Steinfeld sieht in Mephisto nicht nur die tragende Gestalt in Goethes Drama Faust, sondern die tragende Gestalt in seinem Leben. Goethe kann nichts tun, ohne gleichzeitig das Gegenteil mitzutun. In dem Liebesroman Werther z.B. dekonstruierte er gleichzeitig den Begriff der Liebe. Dieser Widerspruch war für ihn aber immer wieder Antrieb, sich in vielen literarischen und naturwissenschaftlichen Arbeitsfeldern auszuprobieren – von der Botanik, über die Anatomie, Geologie und Farbenlehre bis hin zur Beobachtung des Wetters und der Wolkenbildung. Neben dem naturwissenschaftlichen Interesse sind diese Beschäftigungen auch eine philosophische Auseinandersetzung.

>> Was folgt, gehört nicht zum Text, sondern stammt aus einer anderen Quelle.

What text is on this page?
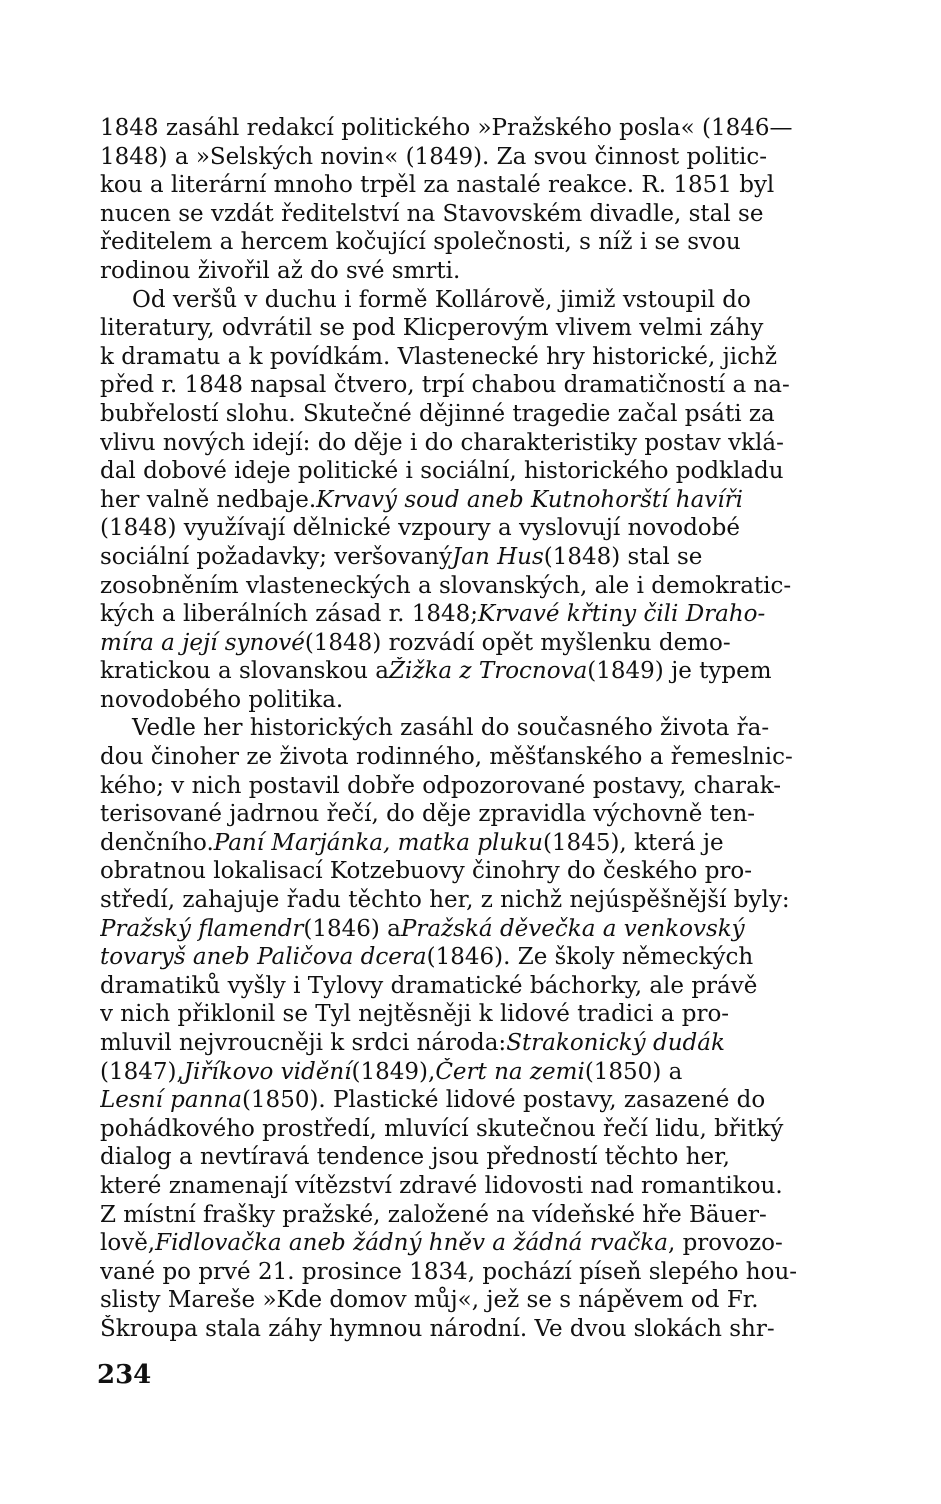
1848 zasáhl redakcí politického »Pražského posla« (1846—
1848) a »Selských novin« (1849). Za svou činnost politic-
kou a literární mnoho trpěl za nastalé reakce. R. 1851 byl
nucen se vzdát ředitelství na Stavovském divadle, stal se
ředitelem a hercem kočující společnosti, s níž i se svou
rodinou živořil až do své smrti.
Od veršů v duchu i formě Kollárově, jimiž vstoupil do
literatury, odvrátil se pod Klicperovým vlivem velmi záhy
k dramatu a k povídkám. Vlastenecké hry historické, jichž
před r. 1848 napsal čtvero, trpí chabou dramatičností a na-
bubřelostí slohu. Skutečné dějinné tragedie začal psáti za
vlivu nových idejí: do děje i do charakteristiky postav vklá-
dal dobové ideje politické i sociální, historického podkladu
her valně nedbaje.Krvavý soud aneb Kutnohorští havíři
(1848) využívají dělnické vzpoury a vyslovují novodobé
sociální požadavky; veršovanýJan Hus(1848) stal se
zosobněním vlasteneckých a slovanských, ale i demokratic-
kých a liberálních zásad r. 1848;Krvavé křtiny čili Draho-
míra a její synové(1848) rozvádí opět myšlenku demo-
kratickou a slovanskou aŽižka z Trocnova(1849) je typem
novodobého politika.
Vedle her historických zasáhl do současného života řa-
dou činoher ze života rodinného, měšťanského a řemeslnic-
kého; v nich postavil dobře odpozorované postavy, charak-
terisované jadrnou řečí, do děje zpravidla výchovně ten-
denčního.Paní Marjánka, matka pluku(1845), která je
obratnou lokalisací Kotzebuovy činohry do českého pro-
středí, zahajuje řadu těchto her, z nichž nejúspěšnější byly:
Pražský flamendr(1846) aPražská děvečka a venkovský
tovaryš aneb Paličova dcera(1846). Ze školy německých
dramatiků vyšly i Tylovy dramatické báchorky, ale právě
v nich přiklonil se Tyl nejtěsněji k lidové tradici a pro-
mluvil nejvroucněji k srdci národa:Strakonický dudák
(1847),Jiříkovo vidění(1849),Čert na zemi(1850) a
Lesní panna(1850). Plastické lidové postavy, zasazené do
pohádkového prostředí, mluvící skutečnou řečí lidu, břitký
dialog a nevtíravá tendence jsou předností těchto her,
které znamenají vítězství zdravé lidovosti nad romantikou.
Z místní frašky pražské, založené na vídeňské hře Bäuer-
lově,Fidlovačka aneb žádný hněv a žádná rvačka, provozo-
vané po prvé 21. prosince 1834, pochází píseň slepého hou-
slisty Mareše »Kde domov můj«, jež se s nápěvem od Fr.
Škroupa stala záhy hymnou národní. Ve dvou slokách shr-
234
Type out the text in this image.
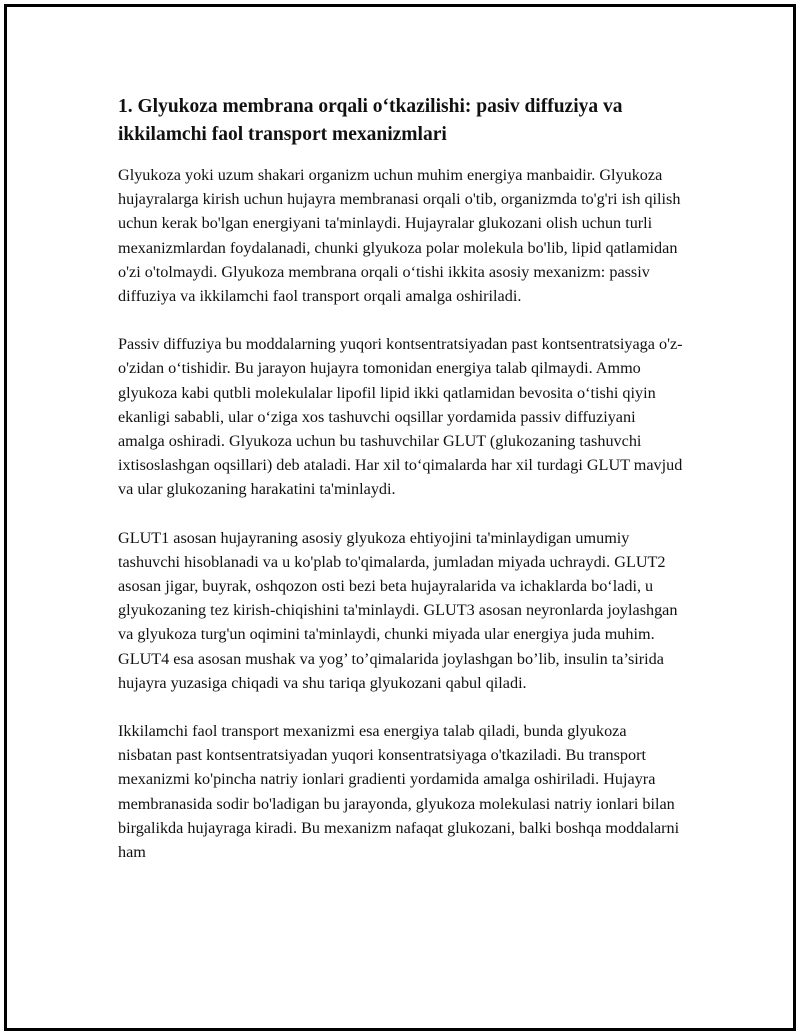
1. Glyukoza membrana orqali o‘tkazilishi: pasiv diffuziya va ikkilamchi faol transport mexanizmlari

Glyukoza yoki uzum shakari organizm uchun muhim energiya manbaidir. Glyukoza hujayralarga kirish uchun hujayra membranasi orqali o'tib, organizmda to'g'ri ish qilish uchun kerak bo'lgan energiyani ta'minlaydi. Hujayralar glukozani olish uchun turli mexanizmlardan foydalanadi, chunki glyukoza polar molekula bo'lib, lipid qatlamidan o'zi o'tolmaydi. Glyukoza membrana orqali o‘tishi ikkita asosiy mexanizm: passiv diffuziya va ikkilamchi faol transport orqali amalga oshiriladi.

Passiv diffuziya bu moddalarning yuqori kontsentratsiyadan past kontsentratsiyaga o'z-o'zidan o‘tishidir. Bu jarayon hujayra tomonidan energiya talab qilmaydi. Ammo glyukoza kabi qutbli molekulalar lipofil lipid ikki qatlamidan bevosita o‘tishi qiyin ekanligi sababli, ular o‘ziga xos tashuvchi oqsillar yordamida passiv diffuziyani amalga oshiradi. Glyukoza uchun bu tashuvchilar GLUT (glukozaning tashuvchi ixtisoslashgan oqsillari) deb ataladi. Har xil to‘qimalarda har xil turdagi GLUT mavjud va ular glukozaning harakatini ta'minlaydi.

GLUT1 asosan hujayraning asosiy glyukoza ehtiyojini ta'minlaydigan umumiy tashuvchi hisoblanadi va u ko'plab to'qimalarda, jumladan miyada uchraydi. GLUT2 asosan jigar, buyrak, oshqozon osti bezi beta hujayralarida va ichaklarda bo‘ladi, u glyukozaning tez kirish-chiqishini ta'minlaydi. GLUT3 asosan neyronlarda joylashgan va glyukoza turg'un oqimini ta'minlaydi, chunki miyada ular energiya juda muhim. GLUT4 esa asosan mushak va yog’ to’qimalarida joylashgan bo’lib, insulin ta’sirida hujayra yuzasiga chiqadi va shu tariqa glyukozani qabul qiladi.

Ikkilamchi faol transport mexanizmi esa energiya talab qiladi, bunda glyukoza nisbatan past kontsentratsiyadan yuqori konsentratsiyaga o'tkaziladi. Bu transport mexanizmi ko'pincha natriy ionlari gradienti yordamida amalga oshiriladi. Hujayra membranasida sodir bo'ladigan bu jarayonda, glyukoza molekulasi natriy ionlari bilan birgalikda hujayraga kiradi. Bu mexanizm nafaqat glukozani, balki boshqa moddalarni ham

Steinfeld versucht die drei Tätigkeitsfelder Goethes, Naturforschung, praktische Politik mit der Staatsverwaltung und Literatur, gleichwertig zu behandeln, was ein neuer Ansatz im „Biografiewesen zu Goethe“ ist. Alle drei Bereiche gingen dabei ineinander über. Der Autor stellt außerdem eine fundamentale Veränderung im Umgang mit Goethe in den letzten beiden Jahrzehnten fest, indem man die Verehrung Goethes, die Demutshaltung ihm gegenüber oder das Denkmalhafte nicht mehr voraussetzen kann. Man gewinnt neue Erkenntnisse, wenn das Denkmal „Dichterfürst“ nicht mehr vorhanden ist. Diese Aspekte haben ihn auch zu dieser Biografie motiviert, die Goethe auf das Menschliche zurückholt und gleichzeitig eine kritische Literaturgeschichte der Weimarer Klassik ist. Jede Generation muss „ihren“ Goethe neu entdecken. Ein Gemeinplatz. Auf den rund 700 Seiten (über 60 Seiten Anhang) gelingt tatsächlich eine neue Sicht auf Goethe und die Zeit, in der er wirkte.

Hier noch kurze Hinweise zu zwei weiteren Neuerscheinungen anlässlich des Goethe-Jubiläums. Bereits im Vorfeld hat der C.H. Beck Verlag eine Neuauflage von Goethes Werke: Hamburger Ausgabe in 14 Bänden herausgebracht. Die Hamburger Ausgabe ist seit vielen Jahrzehnten die erfolgreichste Goethe-Werkausgabe. Die von dem Herausgeber und Germanisten Erich Trunz  (1905-2001) kommentierte Ausgabe wurde 1948 bei dem Verleger Christian Wegner in Hamburg begonnen und erreichte bis 1969 neun Auflagen. 1972 wurde die Ausgabe von C.H. Beck übernommen, wo sie 1981 eine Neubearbeitung erfuhr. Seit 1982 ist bei dtv auch eine Taschenbuchausgabe erhältlich. Die Hamburger Ausgabe enthält alle wichtigen Werke, dazu eine recht umfangreiche Chronik zu Leben und Werk, mehrere hilfreiche Register und eine umfassende Bibliografie. Sie ist inzwischen selbst zu einem Klassiker geworden, allerdings nicht mehr auf dem neuesten Forschungsstand. Die 14 Bände werden in einer relativ preisgünstigen Ausgabe in edler Ausstattung und einer schön gestalteten Kassette angeboten.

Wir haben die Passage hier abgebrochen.